Der beschriebene Arbeitsprozess entspricht dem beim Übersetzen des Romanausschnitts, da beide Male DeepL unter Einsatz der Glossarfunktion getestet wurde. Wie bei dem Roman erschließt sich auch bei diesem Sachtext der Mehrwert des Glossars offensichtlich nicht. Allerdings müsste noch geprüft werden, ob der Nutzen bei Fachliteratur größer ist. Ebenso ist es denkbar, dass die Verwendung eines Glossars bei Romanreihen und dem Einsatz eines Übersetzerteams oder speziellen Genres wie etwa historischen Romanen oder Fantasy- bzw.

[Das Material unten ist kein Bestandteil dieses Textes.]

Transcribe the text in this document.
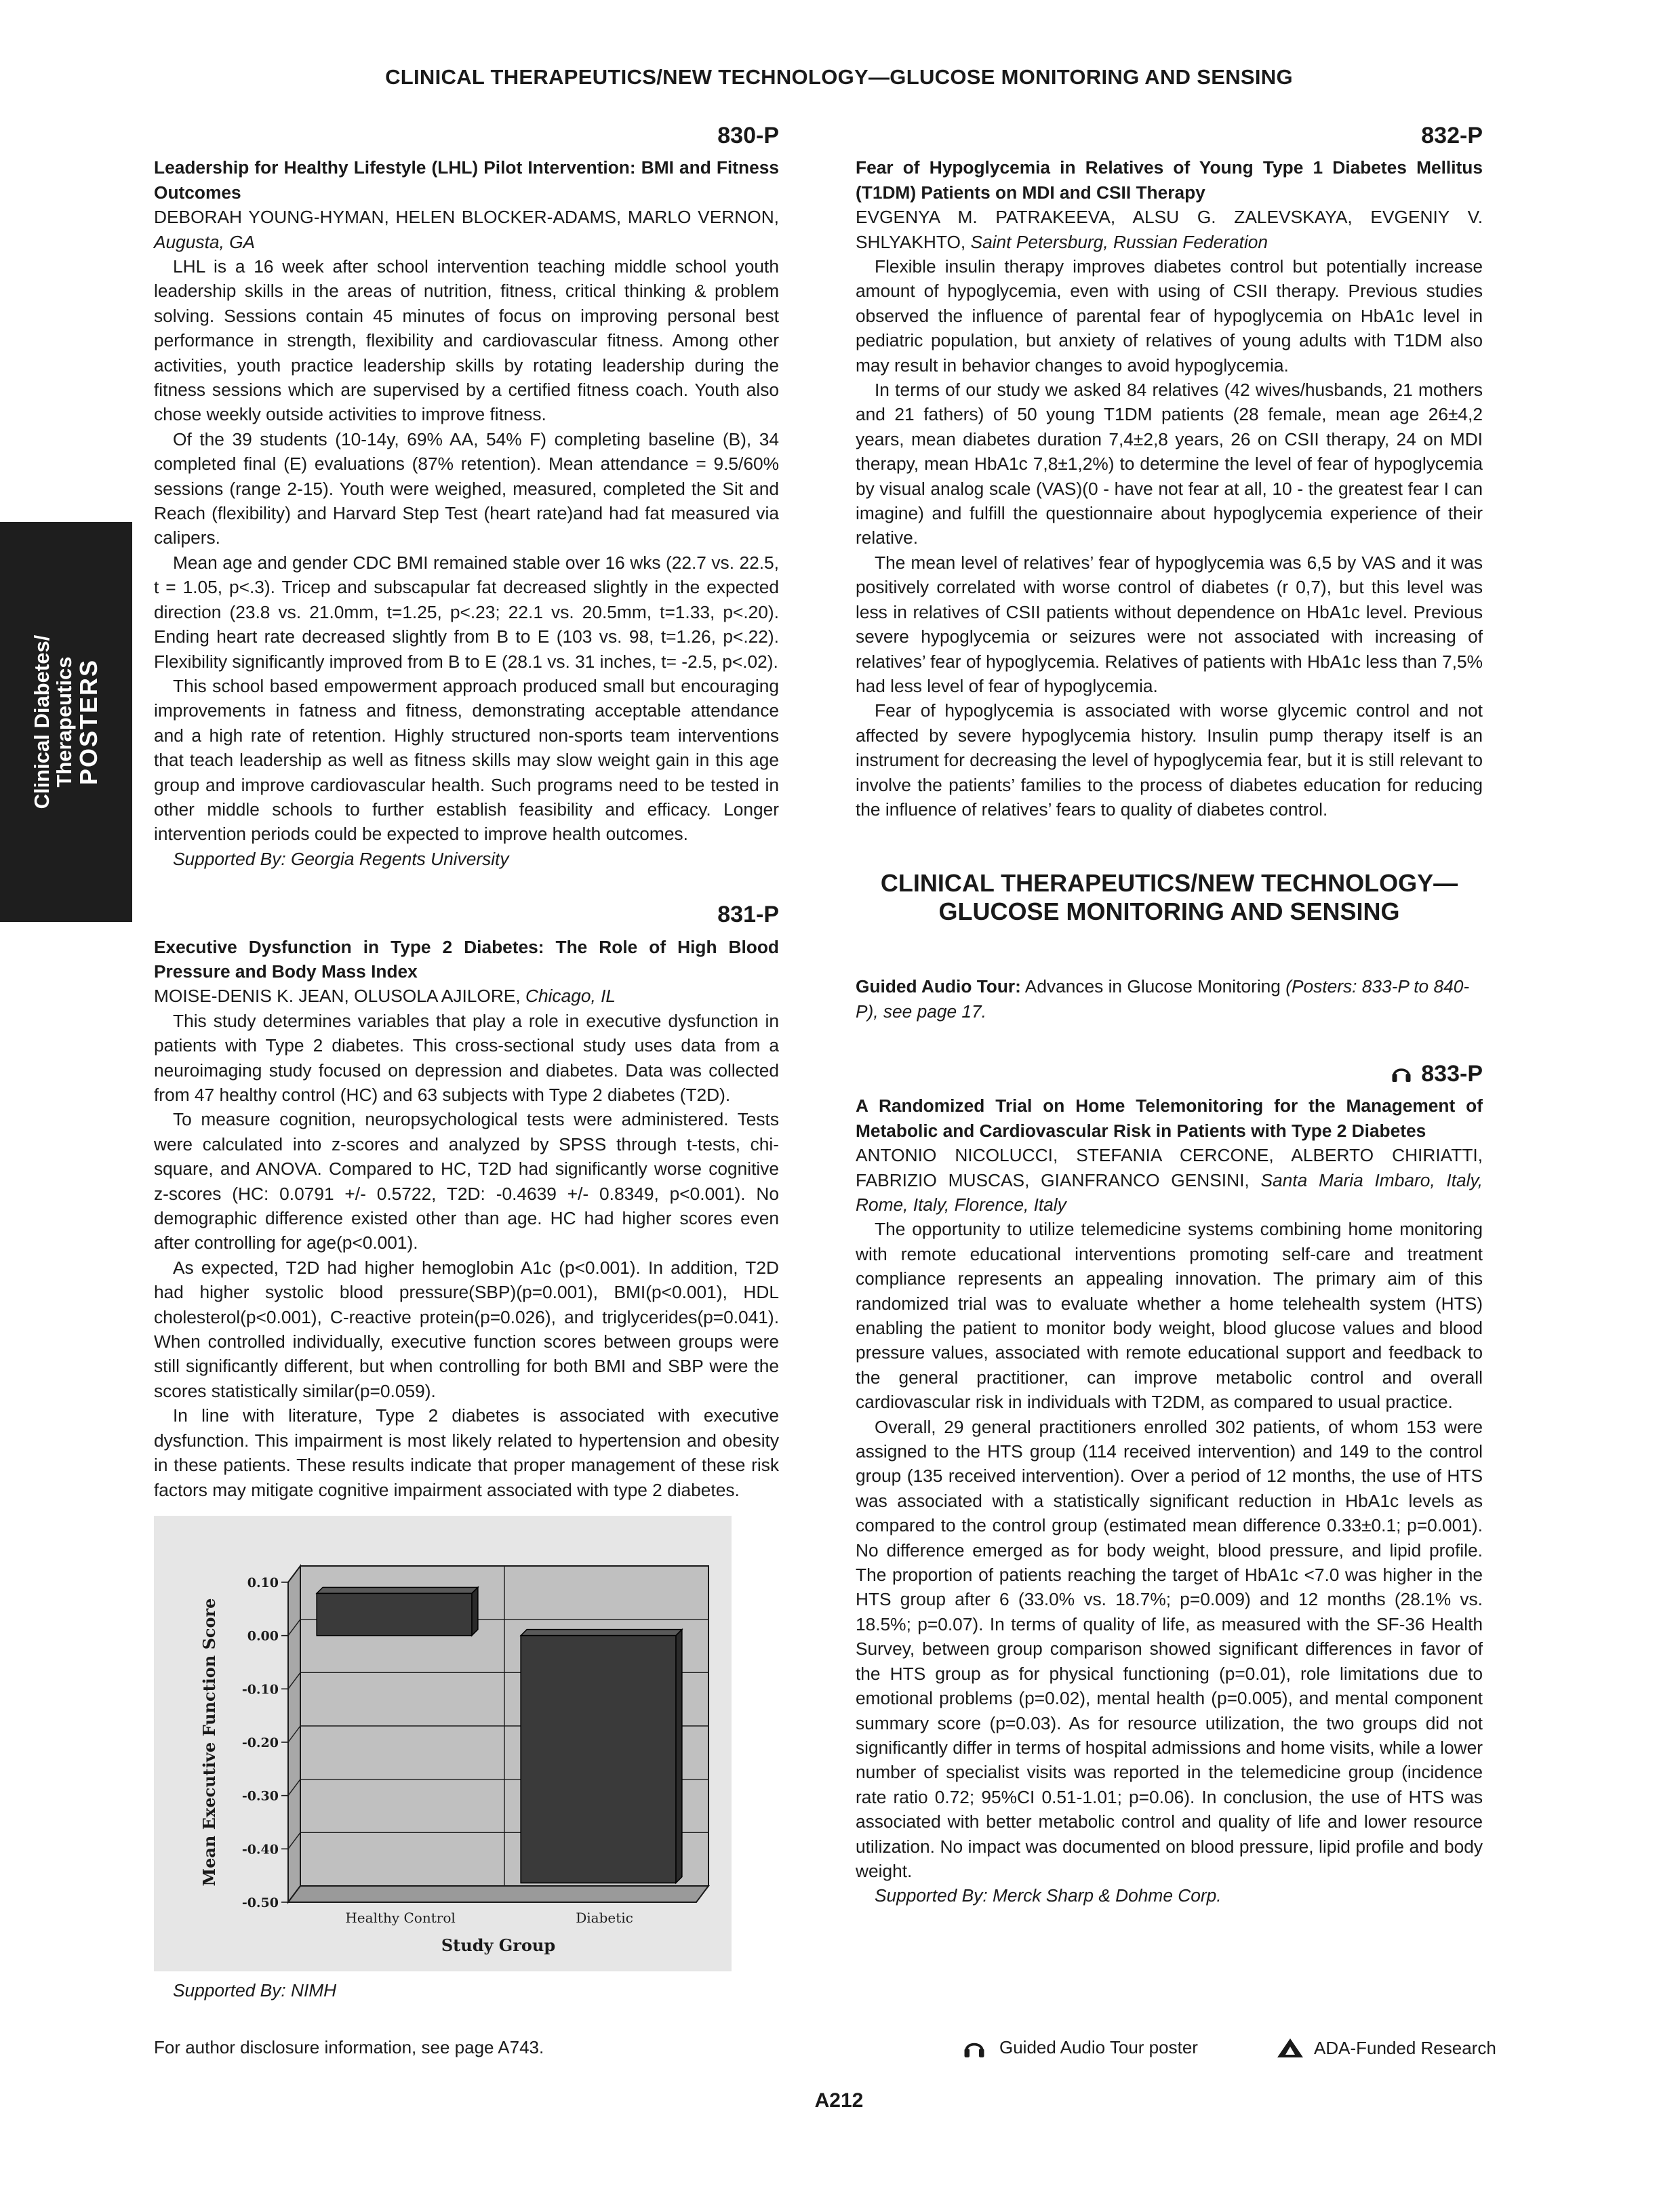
CLINICAL THERAPEUTICS/NEW TECHNOLOGY—GLUCOSE MONITORING AND SENSING
Clinical Diabetes/
Therapeutics
POSTERS
830-P
Leadership for Healthy Lifestyle (LHL) Pilot Intervention: BMI and Fitness Outcomes
DEBORAH YOUNG-HYMAN, HELEN BLOCKER-ADAMS, MARLO VERNON, Augusta, GA

LHL is a 16 week after school intervention teaching middle school youth leadership skills in the areas of nutrition, fitness, critical thinking & problem solving. Sessions contain 45 minutes of focus on improving personal best performance in strength, flexibility and cardiovascular fitness. Among other activities, youth practice leadership skills by rotating leadership during the fitness sessions which are supervised by a certified fitness coach. Youth also chose weekly outside activities to improve fitness.

Of the 39 students (10-14y, 69% AA, 54% F) completing baseline (B), 34 completed final (E) evaluations (87% retention). Mean attendance = 9.5/60% sessions (range 2-15). Youth were weighed, measured, completed the Sit and Reach (flexibility) and Harvard Step Test (heart rate)and had fat measured via calipers.

Mean age and gender CDC BMI remained stable over 16 wks (22.7 vs. 22.5, t = 1.05, p<.3). Tricep and subscapular fat decreased slightly in the expected direction (23.8 vs. 21.0mm, t=1.25, p<.23; 22.1 vs. 20.5mm, t=1.33, p<.20). Ending heart rate decreased slightly from B to E (103 vs. 98, t=1.26, p<.22). Flexibility significantly improved from B to E (28.1 vs. 31 inches, t= -2.5, p<.02).

This school based empowerment approach produced small but encouraging improvements in fatness and fitness, demonstrating acceptable attendance and a high rate of retention. Highly structured non-sports team interventions that teach leadership as well as fitness skills may slow weight gain in this age group and improve cardiovascular health. Such programs need to be tested in other middle schools to further establish feasibility and efficacy. Longer intervention periods could be expected to improve health outcomes.

Supported By: Georgia Regents University
831-P
Executive Dysfunction in Type 2 Diabetes: The Role of High Blood Pressure and Body Mass Index
MOISE-DENIS K. JEAN, OLUSOLA AJILORE, Chicago, IL

This study determines variables that play a role in executive dysfunction in patients with Type 2 diabetes. This cross-sectional study uses data from a neuroimaging study focused on depression and diabetes. Data was collected from 47 healthy control (HC) and 63 subjects with Type 2 diabetes (T2D).

To measure cognition, neuropsychological tests were administered. Tests were calculated into z-scores and analyzed by SPSS through t-tests, chi-square, and ANOVA. Compared to HC, T2D had significantly worse cognitive z-scores (HC: 0.0791 +/- 0.5722, T2D: -0.4639 +/- 0.8349, p<0.001). No demographic difference existed other than age. HC had higher scores even after controlling for age(p<0.001).

As expected, T2D had higher hemoglobin A1c (p<0.001). In addition, T2D had higher systolic blood pressure(SBP)(p=0.001), BMI(p<0.001), HDL cholesterol(p<0.001), C-reactive protein(p=0.026), and triglycerides(p=0.041). When controlled individually, executive function scores between groups were still significantly different, but when controlling for both BMI and SBP were the scores statistically similar(p=0.059).

In line with literature, Type 2 diabetes is associated with executive dysfunction. This impairment is most likely related to hypertension and obesity in these patients. These results indicate that proper management of these risk factors may mitigate cognitive impairment associated with type 2 diabetes.

0.10
0.00
-0.10
-0.20
-0.30
-0.40
-0.50
Healthy Control	Diabetic
Study Group
Mean Executive Function Score
Supported By: NIMH
832-P
Fear of Hypoglycemia in Relatives of Young Type 1 Diabetes Mellitus (T1DM) Patients on MDI and CSII Therapy
EVGENYA M. PATRAKEEVA, ALSU G. ZALEVSKAYA, EVGENIY V. SHLYAKHTO, Saint Petersburg, Russian Federation

Flexible insulin therapy improves diabetes control but potentially increase amount of hypoglycemia, even with using of CSII therapy. Previous studies observed the influence of parental fear of hypoglycemia on HbA1c level in pediatric population, but anxiety of relatives of young adults with T1DM also may result in behavior changes to avoid hypoglycemia.

In terms of our study we asked 84 relatives (42 wives/husbands, 21 mothers and 21 fathers) of 50 young T1DM patients (28 female, mean age 26±4,2 years, mean diabetes duration 7,4±2,8 years, 26 on CSII therapy, 24 on MDI therapy, mean HbA1c 7,8±1,2%) to determine the level of fear of hypoglycemia by visual analog scale (VAS)(0 - have not fear at all, 10 - the greatest fear I can imagine) and fulfill the questionnaire about hypoglycemia experience of their relative.

The mean level of relatives’ fear of hypoglycemia was 6,5 by VAS and it was positively correlated with worse control of diabetes (r 0,7), but this level was less in relatives of CSII patients without dependence on HbA1c level. Previous severe hypoglycemia or seizures were not associated with increasing of relatives’ fear of hypoglycemia. Relatives of patients with HbA1c less than 7,5% had less level of fear of hypoglycemia.

Fear of hypoglycemia is associated with worse glycemic control and not affected by severe hypoglycemia history. Insulin pump therapy itself is an instrument for decreasing the level of hypoglycemia fear, but it is still relevant to involve the patients’ families to the process of diabetes education for reducing the influence of relatives’ fears to quality of diabetes control.

CLINICAL THERAPEUTICS/NEW TECHNOLOGY—
GLUCOSE MONITORING AND SENSING
Guided Audio Tour: Advances in Glucose Monitoring (Posters: 833-P to 840-P), see page 17.
833-P
A Randomized Trial on Home Telemonitoring for the Management of Metabolic and Cardiovascular Risk in Patients with Type 2 Diabetes
ANTONIO NICOLUCCI, STEFANIA CERCONE, ALBERTO CHIRIATTI, FABRIZIO MUSCAS, GIANFRANCO GENSINI, Santa Maria Imbaro, Italy, Rome, Italy, Florence, Italy

The opportunity to utilize telemedicine systems combining home monitoring with remote educational interventions promoting self-care and treatment compliance represents an appealing innovation. The primary aim of this randomized trial was to evaluate whether a home telehealth system (HTS) enabling the patient to monitor body weight, blood glucose values and blood pressure values, associated with remote educational support and feedback to the general practitioner, can improve metabolic control and overall cardiovascular risk in individuals with T2DM, as compared to usual practice.

Overall, 29 general practitioners enrolled 302 patients, of whom 153 were assigned to the HTS group (114 received intervention) and 149 to the control group (135 received intervention). Over a period of 12 months, the use of HTS was associated with a statistically significant reduction in HbA1c levels as compared to the control group (estimated mean difference 0.33±0.1; p=0.001). No difference emerged as for body weight, blood pressure, and lipid profile. The proportion of patients reaching the target of HbA1c <7.0 was higher in the HTS group after 6 (33.0% vs. 18.7%; p=0.009) and 12 months (28.1% vs. 18.5%; p=0.07). In terms of quality of life, as measured with the SF-36 Health Survey, between group comparison showed significant differences in favor of the HTS group as for physical functioning (p=0.01), role limitations due to emotional problems (p=0.02), mental health (p=0.005), and mental component summary score (p=0.03). As for resource utilization, the two groups did not significantly differ in terms of hospital admissions and home visits, while a lower number of specialist visits was reported in the telemedicine group (incidence rate ratio 0.72; 95%CI 0.51-1.01; p=0.06). In conclusion, the use of HTS was associated with better metabolic control and quality of life and lower resource utilization. No impact was documented on blood pressure, lipid profile and body weight.

Supported By: Merck Sharp & Dohme Corp.
For author disclosure information, see page A743.	Guided Audio Tour poster	ADA-Funded Research
A212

Science-Fiction-Literatur sinnvoll ist.

Die Überarbeitung in DeepL weist Verbesserungspotenzial auf – diese Funktion ist einfach technisch noch nicht ausgereift und zu fehleranfällig. Hier kann ich der Übersetzerin durchaus zustimmen, wenn sie sagt, dass es derzeit vermutlich sinnvoller sei, auf die Bearbeitung in DeepL zu verzichten.

Die entscheidende Frage beim Einsatz von Übersetzungssoftware ist, wie hoch der Aufwand der Nachbearbeitung ist – im Moment bringt die Verwendung von DeepL bei langen zusammenhängenden Texten vielleicht noch nicht den entscheidenden Vorteil, da hat die Übersetzerin sicher recht. Andererseits ist noch nicht absehbar, inwieweit sich auch hierbei durch KI-optimierte Anwendungen (etwa Umformulierungstools) oder entsprechendes Training der Software eine echte Arbeitserleichterung bzw. eine Zeitersparnis erreichen lässt.

Anders als von der Übersetzerin angeführt, ist der Einwand, DeepL verändere »die Rolle der Literaturübersetzer*innen«, kein Argument gegen den Einsatz der Software, sondern lediglich die Feststellung einer Tatsache. Der Wunsch, am Status quo festzuhalten, und die Überzeugung, eine von einem Menschen angefertigte Übersetzung sei besser als die der Maschine, ist nachvollziehbar, aber meines Erachtens weder realistisch noch zielführend.